13 de diciembre de 2010

PROPUESTAS PARA UN ADVIENTO Y NAVIDAD CONSCIENTE Y RESPONSABLE

Consumo medido: No se trata de ser rácanos ni de dejar de celebrar la Navidad como se merece sino de preguntarnos con sinceridad: ¿cuánto necesitamos para celebrar la Navidad? ¿Hasta dónde queremos gastar?...

Solidaridad: … ¿y hasta dónde queremos compartir con los que no tienen? ¿Qué proporción queremos que haya entre lo que nos vamos a gastar en nosotros (y en regalos a nuestros familiares y amigos) y lo que vamos a dar a los pobres?

Comercio Justo: No solo en la cena de Nochebuena, que este tiempo sea ocasión para descubrir los productos de Comercio Justo… y, de rebote, para reflexionar sobre los que no son de comercio justo.

Regalos: que lleven algo de nosotros, que pongamos “valor añadido” de tiempo, cariño, artesanía casera; que expresen algo de nosotros mismos o de lo que realmente deseamos a quien lo recibe. Y en cuanto a los niños, ¡no les sepultemos en regalos!

Decoración de la casa: realizada exclusivamente con motivos religiosos: el misterio del portal, el Belén, la estrella, los magos de Oriente… ¡ésas son las señas de identidad de nuestra Navidad cristiana!


Televisión: En lugar de incrementar esta Navidad el tiempo que le dedicamos a la televisión, ¿no se nos ocurren otras maneras alternativas de pasar el tiempo en familia? ¿Y si decidiéramos un “apagón de tele” hasta el 7 de enero?

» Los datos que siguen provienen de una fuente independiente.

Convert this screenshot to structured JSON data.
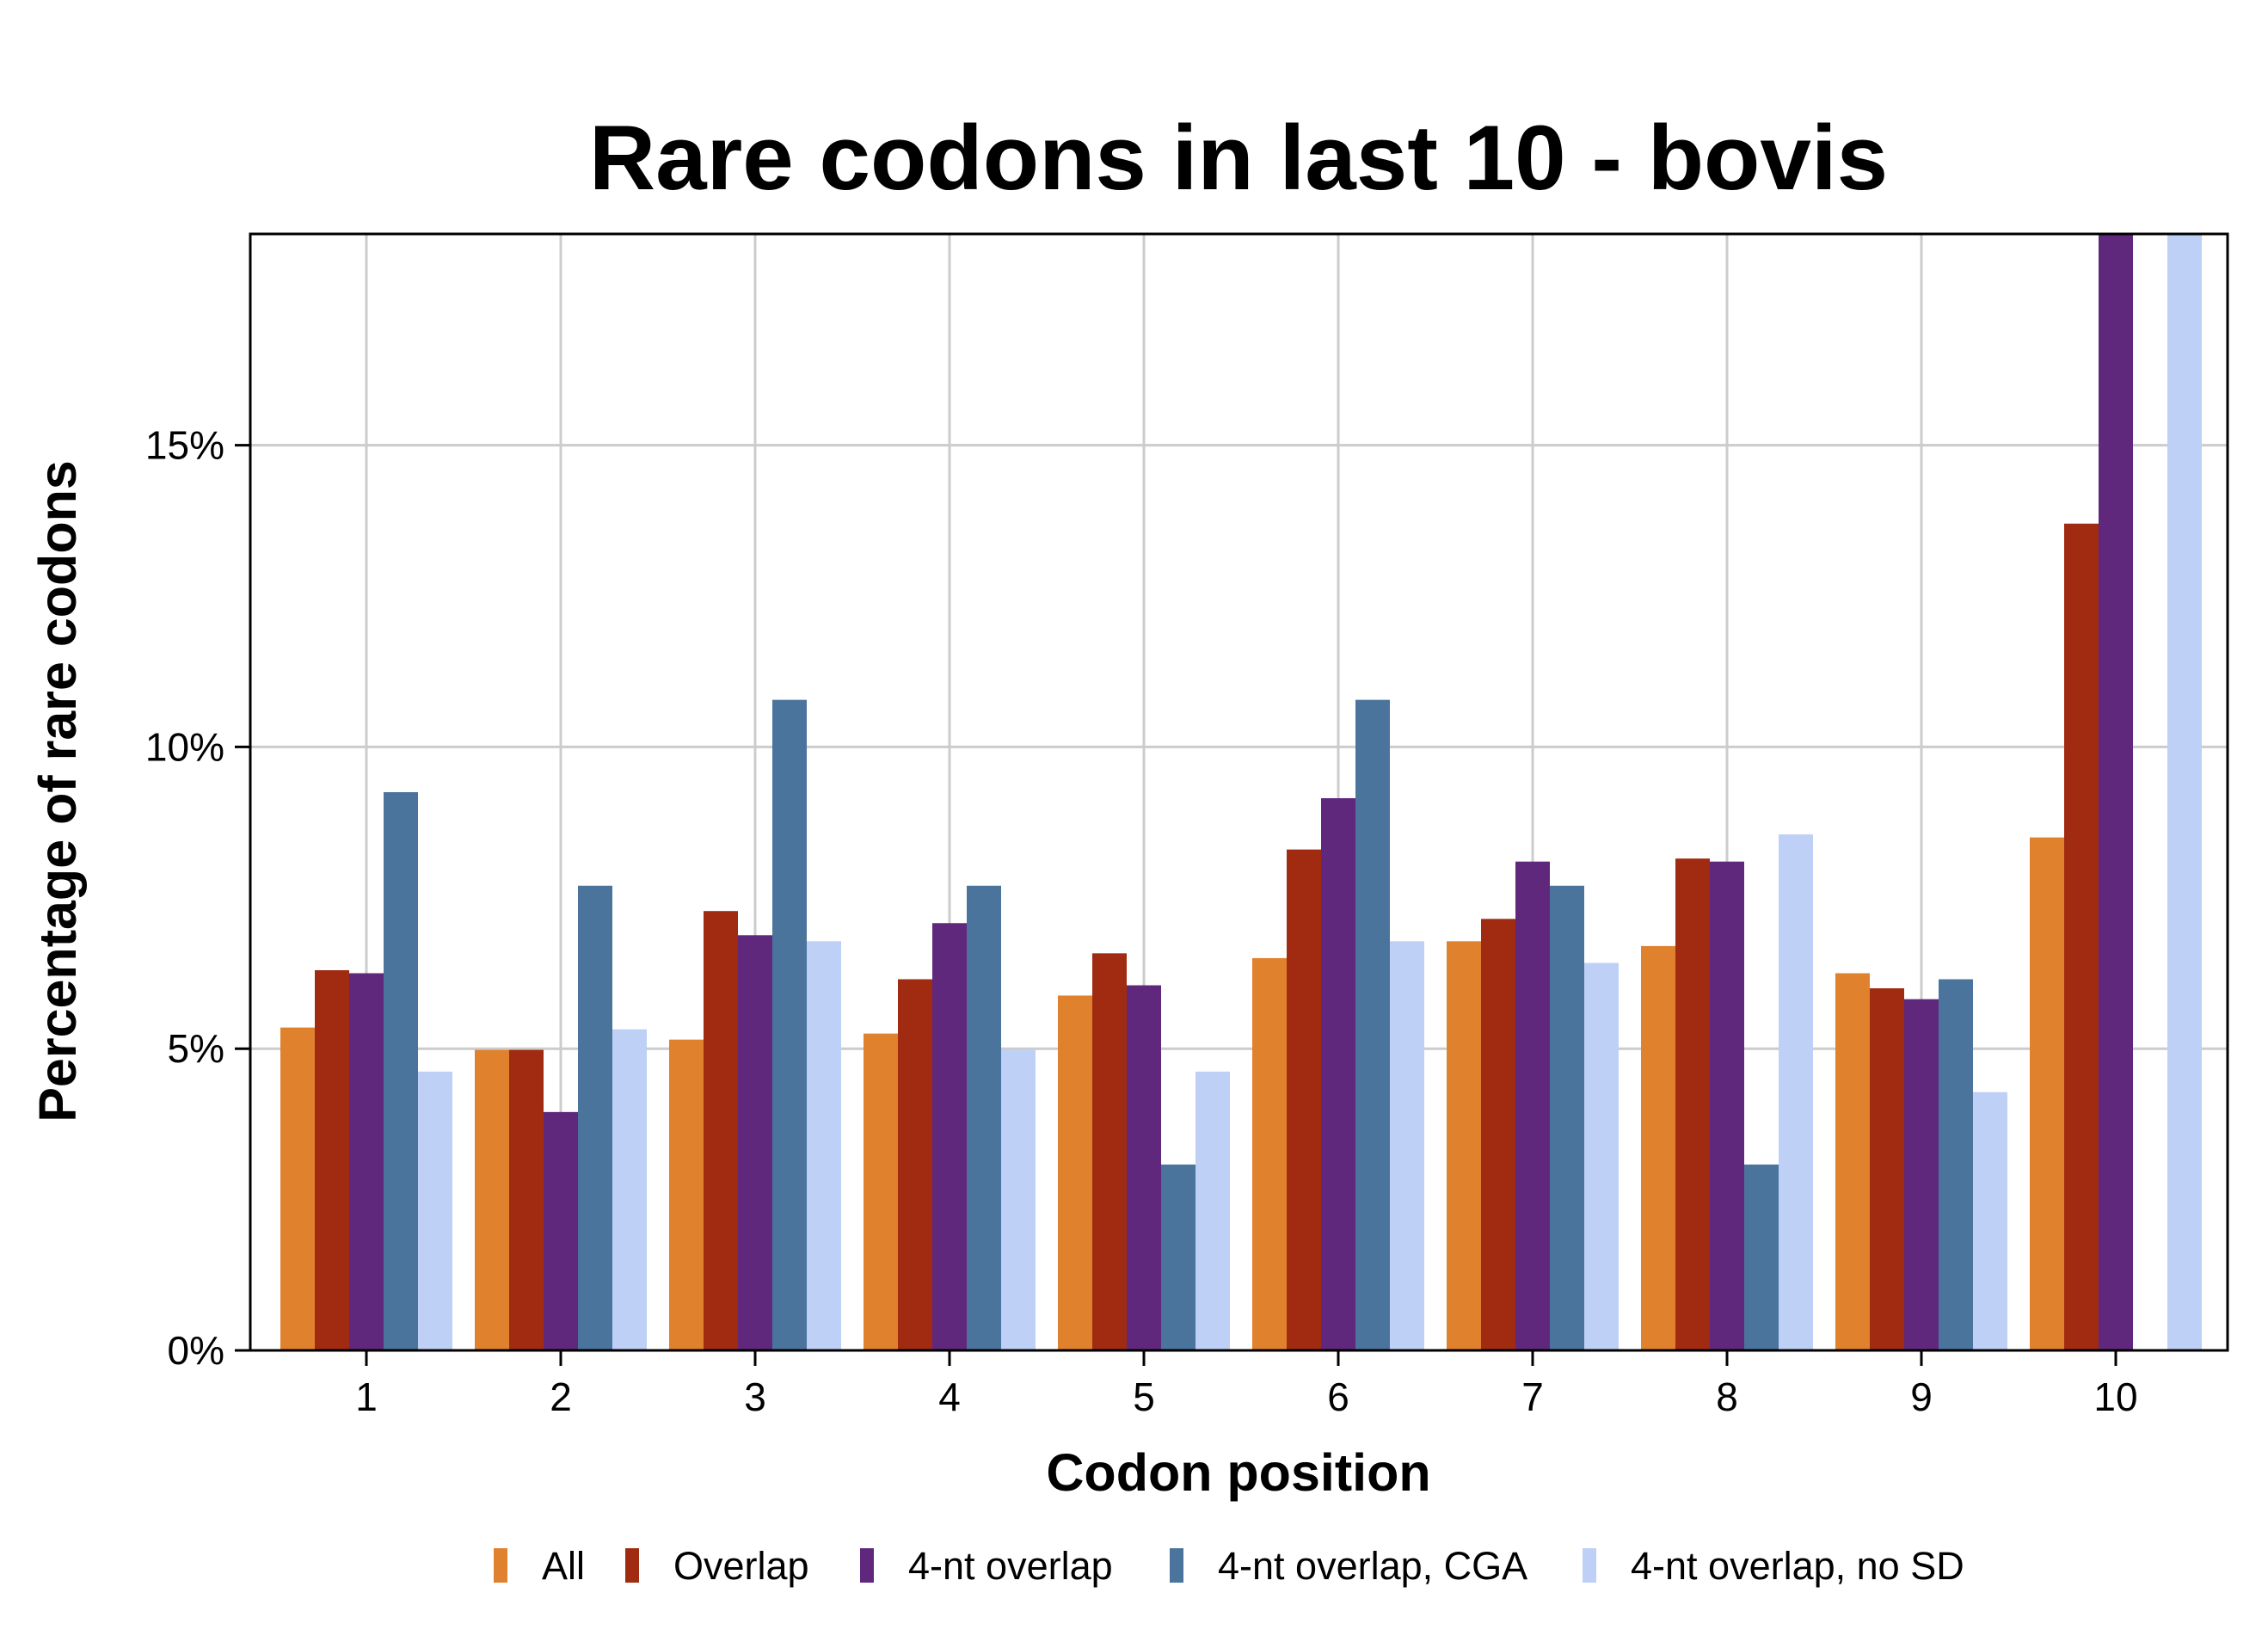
{
  "chart_data": {
    "type": "bar",
    "title": "Rare codons in last 10 - bovis",
    "xlabel": "Codon position",
    "ylabel": "Percentage of rare codons",
    "categories": [
      "1",
      "2",
      "3",
      "4",
      "5",
      "6",
      "7",
      "8",
      "9",
      "10"
    ],
    "ylim": [
      0,
      18.5
    ],
    "yticks": [
      0,
      5,
      10,
      15
    ],
    "ytick_labels": [
      "0%",
      "5%",
      "10%",
      "15%"
    ],
    "grid": true,
    "legend_position": "bottom",
    "series": [
      {
        "name": "All",
        "color": "#E0812E",
        "values": [
          5.35,
          4.98,
          5.15,
          5.25,
          5.88,
          6.5,
          6.78,
          6.7,
          6.25,
          8.5
        ]
      },
      {
        "name": "Overlap",
        "color": "#A02B10",
        "values": [
          6.3,
          4.98,
          7.28,
          6.15,
          6.58,
          8.3,
          7.15,
          8.15,
          6.0,
          13.7
        ]
      },
      {
        "name": "4-nt overlap",
        "color": "#60287C",
        "values": [
          6.25,
          3.95,
          6.88,
          7.08,
          6.05,
          9.15,
          8.1,
          8.1,
          5.82,
          18.5
        ]
      },
      {
        "name": "4-nt overlap, CGA",
        "color": "#4A749C",
        "values": [
          9.25,
          7.7,
          10.78,
          7.7,
          3.08,
          10.78,
          7.7,
          3.08,
          6.15,
          0
        ]
      },
      {
        "name": "4-nt overlap, no SD",
        "color": "#BED0F6",
        "values": [
          4.62,
          5.32,
          6.78,
          4.98,
          4.62,
          6.78,
          6.42,
          8.55,
          4.28,
          18.5
        ]
      }
    ]
  }
}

Felicitaciones: ¿Qué estamos comunicando con nuestras tarjetas de felicitación y nuestras llamadas telefónicas? ¿Y si además de desearnos “Feliz Navidad” nos atreviéramos a decirnos esa palabra sincera que lleva tanto tiempo esperando? ¡Es Navidad, regale sinceridad!, "Yo para eso he nacido y para eso he venido al mundo: para ser testimonio de la Verdad" (Jn. 18, 37).

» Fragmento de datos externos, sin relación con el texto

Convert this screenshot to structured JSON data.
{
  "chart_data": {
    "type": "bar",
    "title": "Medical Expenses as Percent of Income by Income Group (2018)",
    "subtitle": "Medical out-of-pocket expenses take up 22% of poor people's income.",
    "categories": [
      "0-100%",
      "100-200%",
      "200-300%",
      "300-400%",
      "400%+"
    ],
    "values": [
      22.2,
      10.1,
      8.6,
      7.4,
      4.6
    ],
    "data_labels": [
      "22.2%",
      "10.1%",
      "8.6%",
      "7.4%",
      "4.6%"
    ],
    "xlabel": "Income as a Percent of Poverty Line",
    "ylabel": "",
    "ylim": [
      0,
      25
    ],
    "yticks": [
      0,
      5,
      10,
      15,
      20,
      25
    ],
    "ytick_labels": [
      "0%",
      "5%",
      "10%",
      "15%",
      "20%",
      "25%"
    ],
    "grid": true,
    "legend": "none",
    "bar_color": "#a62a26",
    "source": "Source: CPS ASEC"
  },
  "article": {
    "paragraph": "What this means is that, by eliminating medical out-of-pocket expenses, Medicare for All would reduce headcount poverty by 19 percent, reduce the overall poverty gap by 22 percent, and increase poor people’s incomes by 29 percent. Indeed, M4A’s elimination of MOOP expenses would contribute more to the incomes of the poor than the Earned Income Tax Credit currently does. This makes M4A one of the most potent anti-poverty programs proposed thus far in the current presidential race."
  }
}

Acercar a los alejados: Ante el slogan “¡Vuelve a casa por Navidad!”, ¿podemos hacer algo para que los que van a pasar la Navidad solos tengan compañía? Tal vez disponed un nuevo sitio para un amigo más en nuestra mesa, tal vez ayudarles a volver esos días con los suyos…

Gestos proféticos: Si nos desagrada la manera como “el mundo” celebra la Navidad, ¡hagámoslo saber! ¡Que se oiga nuestra voz de creyentes católicos en medio de una sociedad ciega y sorda! Aunque no publiquen nuestras cartas, no dejemos de escribir a los medios de comunicación.

Conciencia de Dios: ¡Que no se nos olvide lo que estamos celebrando! ¡Que no se nos olvide dedicarle a Dios esta Navidad tiempos extra de oración personal o en familia! ¡Que, como María, guardemos en silencio todas estas cosas en el corazón, a la vez que proclamamos en voz alta las maravillas que Él ha hecho por nosotros!